With the senior demographic rapidly growing, so is the risk of Alzheimer’s Disease.
The Union County Advanced Technology Center hosted an educational program Friday morning featuring information about dementia; causes, stages of disease, treatment and how to cope.
The presentation was led by Joyce Finkle — the Alzheimer’s Association Spartanburg area program director.
Finkle explained that dementia is an umbrella term covering many types: reversible dementias, vascular dementia, frontotemporal dementia, Lewy body disease and the most common, Alzheimer’s disease. Over 70 percent of people with dementia have Alzheimer’s disease.
Finkle also explained that dementia is the loss of cognitive functioning serious enough to interfere with daily functioning, causing changes in memory, language, thought, navigation, behavior, personality/mood and planning/organization. She explained the difference between typical age-related changes and problematic changes which are symptoms of dementia.

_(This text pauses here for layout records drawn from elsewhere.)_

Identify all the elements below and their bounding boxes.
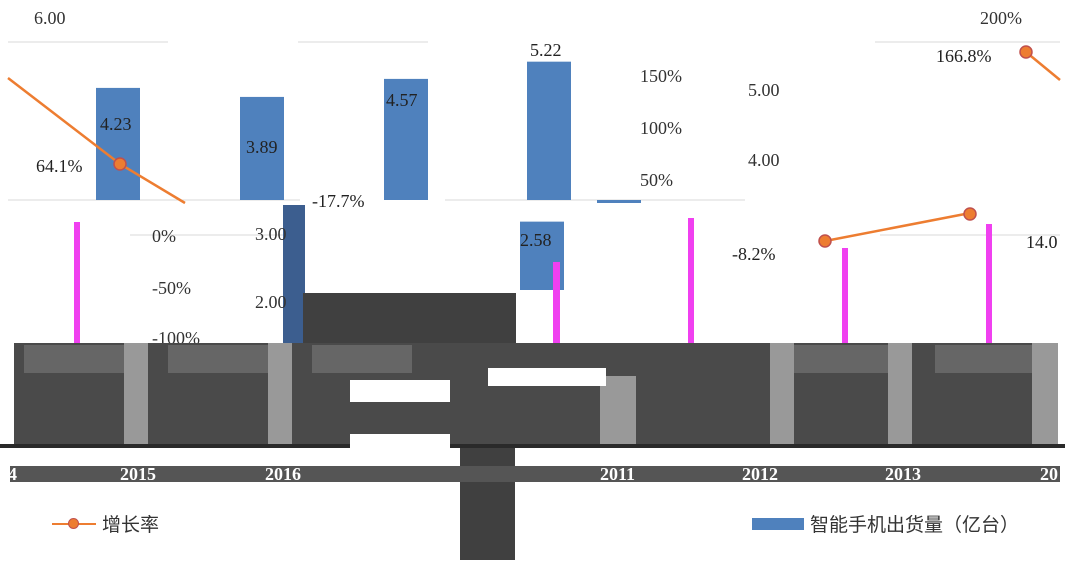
x-axis-labels: 4 2015 2016 2011 2012 2013 20 [8,464,1058,484]
right-axis-tick: 200% [980,8,1022,28]
x-axis-label: 2012 [742,464,778,484]
growth-marker [963,207,977,221]
bar-value-label: 5.22 [530,40,562,60]
bar-labels-layer: 0.972.584.575.224.233.89 [100,40,647,364]
x-axis-label: 4 [8,464,17,484]
left-axis-tick: 5.00 [748,80,780,100]
growth-label: 64.1% [36,156,83,176]
legend-growth: 增长率 [52,510,159,537]
growth-marker [113,157,127,171]
right-axis-tick: 50% [640,170,673,190]
glitch-strokes [74,218,992,344]
legend-shipments: 智能手机出货量（亿台） [752,510,1019,537]
legend-bar-swatch [752,517,804,530]
x-axis-label: 20 [1040,464,1058,484]
shipment-bar-fragment [597,200,641,203]
growth-label: -17.7% [312,191,365,211]
growth-label: 14.0 [1026,232,1058,252]
growth-label: 166.8% [936,46,992,66]
bar-value-label: 3.89 [246,137,278,157]
bar-value-label: 4.57 [386,90,418,110]
right-axis-tick: 150% [640,66,682,86]
shipment-bar [240,96,284,200]
right-axis-tick: -50% [152,278,191,298]
right-axis-tick: 0% [152,226,176,246]
legend-shipments-label: 智能手机出货量（亿台） [810,515,1020,536]
bar-value-label: 2.58 [520,230,552,250]
shipment-bar [527,61,571,200]
legend-line-swatch [52,517,96,531]
left-axis-tick: 6.00 [34,8,66,28]
growth-marker [818,234,832,248]
growth-markers-layer [113,45,1033,248]
shipment-bar [384,78,428,200]
x-axis-label: 2013 [885,464,921,484]
x-axis-label: 2011 [600,464,635,484]
legend-growth-label: 增长率 [102,515,160,536]
left-axis-tick: 4.00 [748,150,780,170]
growth-labels-layer: 166.8% 64.1% -8.2% -17.7% 14.0 [36,46,1058,264]
left-axis-tick: 2.00 [255,292,287,312]
x-axis-label: 2015 [120,464,156,484]
left-axis-tick: 3.00 [255,224,287,244]
shipment-bar [96,87,140,200]
bars-layer [96,61,644,445]
growth-marker [1019,45,1033,59]
growth-label: -8.2% [732,244,776,264]
right-axis-tick: 100% [640,118,682,138]
bar-value-label: 4.23 [100,114,132,134]
x-axis-label: 2016 [265,464,301,484]
glitch-blocks [0,293,1065,560]
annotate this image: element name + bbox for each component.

Typical age-related changes involve: making a bad decision once in awhile missing an occasional monthly payment forgetting which day it is and remembering later sometimes forgetting which word to use losing things from time to time
Problematic changes involve: memory changes that disrupt daily life challenges in planning or solving problems difficulty completing familiar tasks confusion with time or place trouble with visual images and spatial relationships new problems with words in speaking or writing misplacing things and losing the ability to retrace steps decreased or poor judgment withdrawal from work or social activities changes in mood and personality
Some dementia-type symptoms can be caused by other factors such as thyroid problems or reactions to medication. Some types of dementia are reversible, but not Alzheimer’s disease, which affects 5.4 million Americans. There is still no cure for Alzheimer’s, and it is progressive.

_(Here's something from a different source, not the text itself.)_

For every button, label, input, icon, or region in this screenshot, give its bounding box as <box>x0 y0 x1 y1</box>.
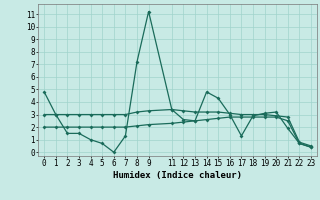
X-axis label: Humidex (Indice chaleur): Humidex (Indice chaleur) <box>113 171 242 180</box>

“Once it starts, there’s no stopping it,” Finkle said, explaining why research of the disease is so important.
Finkle also said if no cure is found by 2015, Alzheimer’s disease is expected to affect 16 million Americans due to the aging baby boomer generation.
Finkle also mentioned that Downs syndrome is correlated with Alzheimer’s, as well as head injuries. Downs syndrome patients are now living longer than in the past, and doctors are finding them susceptible to Alzheimer’s. She also mentioned the publicity the NFL received last year due to the number of players who suffered from dementia due to head injuries.

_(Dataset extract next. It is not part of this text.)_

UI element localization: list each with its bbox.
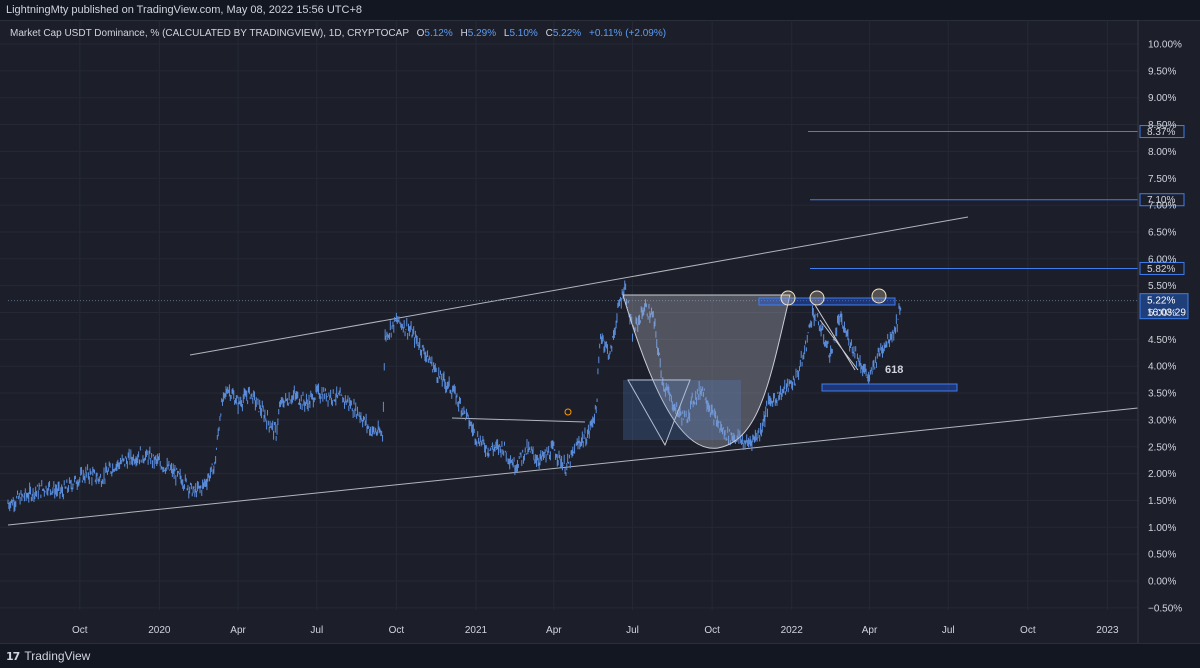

The importance of preparing for doctor’s visits was also covered. Patients are advised to keep a symptom log, writing a specific list of symptoms including when, where and how often they occur. Finkle said it is a good idea to develop this list with input from other family members. Patients should also list current and previous health problems and bring all medications (prescriptions, vitamins, herbal supplements and over-the-counter medication) with them to a doctor’s visit.
Finkle announced that the 2011 Walk to End Alzheimer’s will be held Sept. 17 at Wofford College. She urged those present to consider starting a team and/or fund raising efforts. There are currently no teams registered from Union County.
Walk to End Alzheimer’s is the nation’s largest event to raise awareness and funds for Alzheimer’s care, support and research. Since 1989, the walk (accommodating all ages and abilities) has mobilized millions to join the fight against Alzheimer’s disease, raising more than $347 million for the cause. Events are held annually in the fall in nearly 600 communities nationwide.
All Walk to End Alzheimer’s donations benefit the Alzheimer’s Association, the leading voluntary health organization in Alzheimer’s care, support and research. The mission of the Alzheimer’s Association is to eliminate Alzheimer’s disease through the advancement of research; to provide and enhance care and support for all affected; and to reduce the risk of dementia through the promotion of brain health.
The Alzheimer’s Association offers a nationwide 24-hour helpline — available at 1-800-272-3900 — for those who need information or just want to talk. The association also offers evidence-based content on its website at www.alz.org.